THE ROLE OF POPULATION PATCHINESS AND ENVIRONMENTAL VARIABILITY IN THE BENTHIC FORAMINIFERAL EXTINCTION DURING THE PALEOCENE-EOCENE THERMAL MAXIMUM
Here we present a new quantitative benthic foraminiferal record across the expanded PETM of North Atlantic DSDP Site 401 (~2000 m paleodepth; ~42°N paleolatitude). Our records show that small r-selective opportunistic or oligotrophic benthic foraminiferal species (e.g. Epistominella exigua, Nuttallides umbonifera) – already abundant in the latest Paleocene - cross the PETM relatively unscathed, while exclusively large K-selective species experience a gradual decline in the latest Paleocene, and ultimately go extinct at the onset of the PETM. Based on the idea that thermally-induced metabolic constraints control benthic foraminiferal population patchiness, we hypothesize that increased pre-PETM environmental variability (i.e. seasonality of export productivity) may have led to critical depensation levels, thus causing the (regional) selective extinction of the typical “Cretaceous” fauna (e.g. S. beccariiformis, P. hillebrandti, B. delicatulus).
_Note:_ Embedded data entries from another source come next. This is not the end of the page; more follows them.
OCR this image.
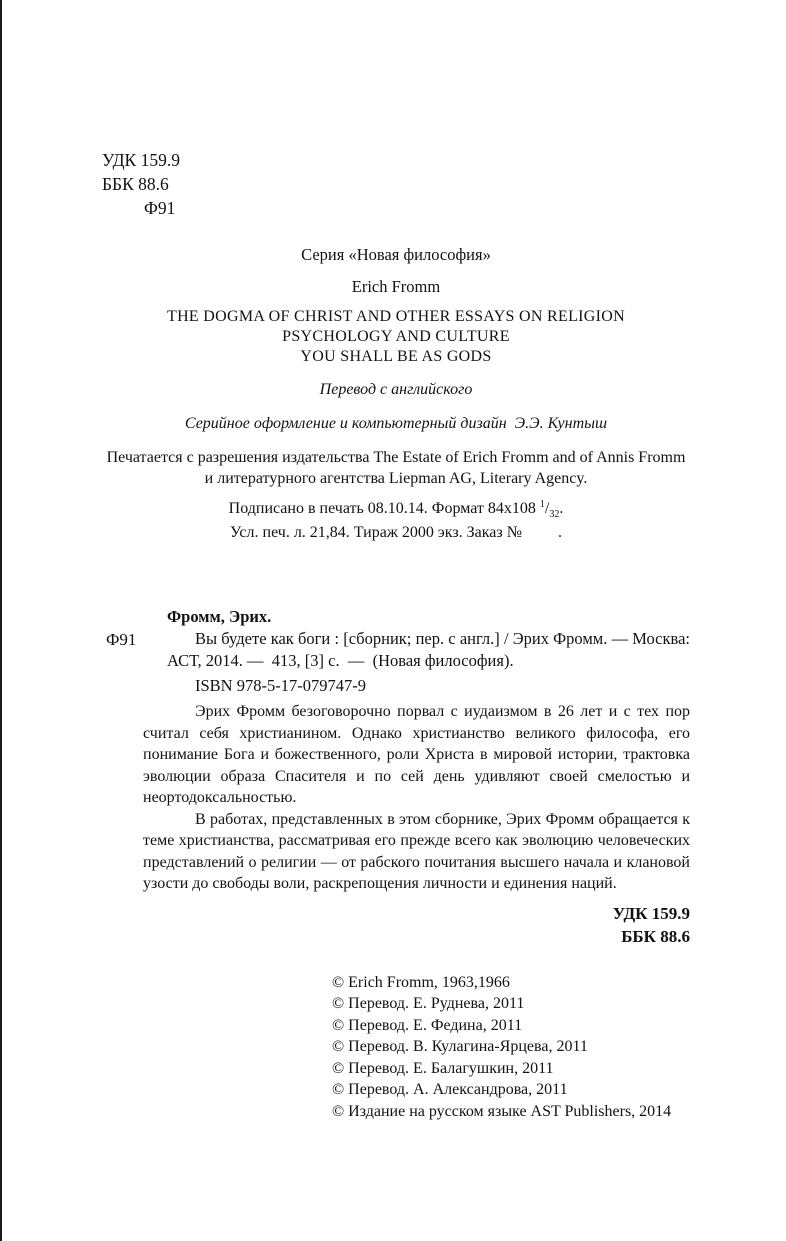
УДК 159.9
ББК 88.6
Ф91
Серия «Новая философия»
Erich Fromm
THE DOGMA OF CHRIST AND OTHER ESSAYS ON RELIGION
PSYCHOLOGY AND CULTURE
YOU SHALL BE AS GODS
Перевод с английского
Серийное оформление и компьютерный дизайн  Э.Э. Кунтыш
Печатается с разрешения издательства The Estate of Erich Fromm and of Annis Fromm и литературного агентства Liepman AG, Literary Agency.
Подписано в печать 08.10.14. Формат 84х108 $^1/_{32}$.
Усл. печ. л. 21,84. Тираж 2000 экз. Заказ №         .
Фромм, Эрих.
Ф91	Вы будете как боги : [сборник; пер. с англ.] / Эрих Фромм. — Москва: АСТ, 2014. —  413, [3] с.  —  (Новая философия).
ISBN 978-5-17-079747-9

Эрих Фромм безоговорочно порвал с иудаизмом в 26 лет и с тех пор считал себя христианином. Однако христианство великого философа, его понимание Бога и божественного, роли Христа в мировой истории, трактовка эволюции образа Спасителя и по сей день удивляют своей смелостью и неортодоксальностью.

В работах, представленных в этом сборнике, Эрих Фромм обращается к теме христианства, рассматривая его прежде всего как эволюцию человеческих представлений о религии — от рабского почитания высшего начала и клановой узости до свободы воли, раскрепощения личности и единения наций.

УДК 159.9
ББК 88.6
© Erich Fromm, 1963,1966
© Перевод. Е. Руднева, 2011
© Перевод. Е. Федина, 2011
© Перевод. В. Кулагина-Ярцева, 2011
© Перевод. Е. Балагушкин, 2011
© Перевод. А. Александрова, 2011
© Издание на русском языке AST Publishers, 2014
Although we acknowledge that population dynamics are complex and a multistressor synergistic cause for the benthic foraminiferal extinction is not excluded, geochemical and faunal (planktic foraminifera, ostracods, radiolarians, calcareous nannofossils and dinocysts) records from Site 401 and modern ecological models support our hypothesis. Similar studies on global faunal PETM records may confirm, refine or refute this mechanism as a driver for the benthic foraminiferal extinction.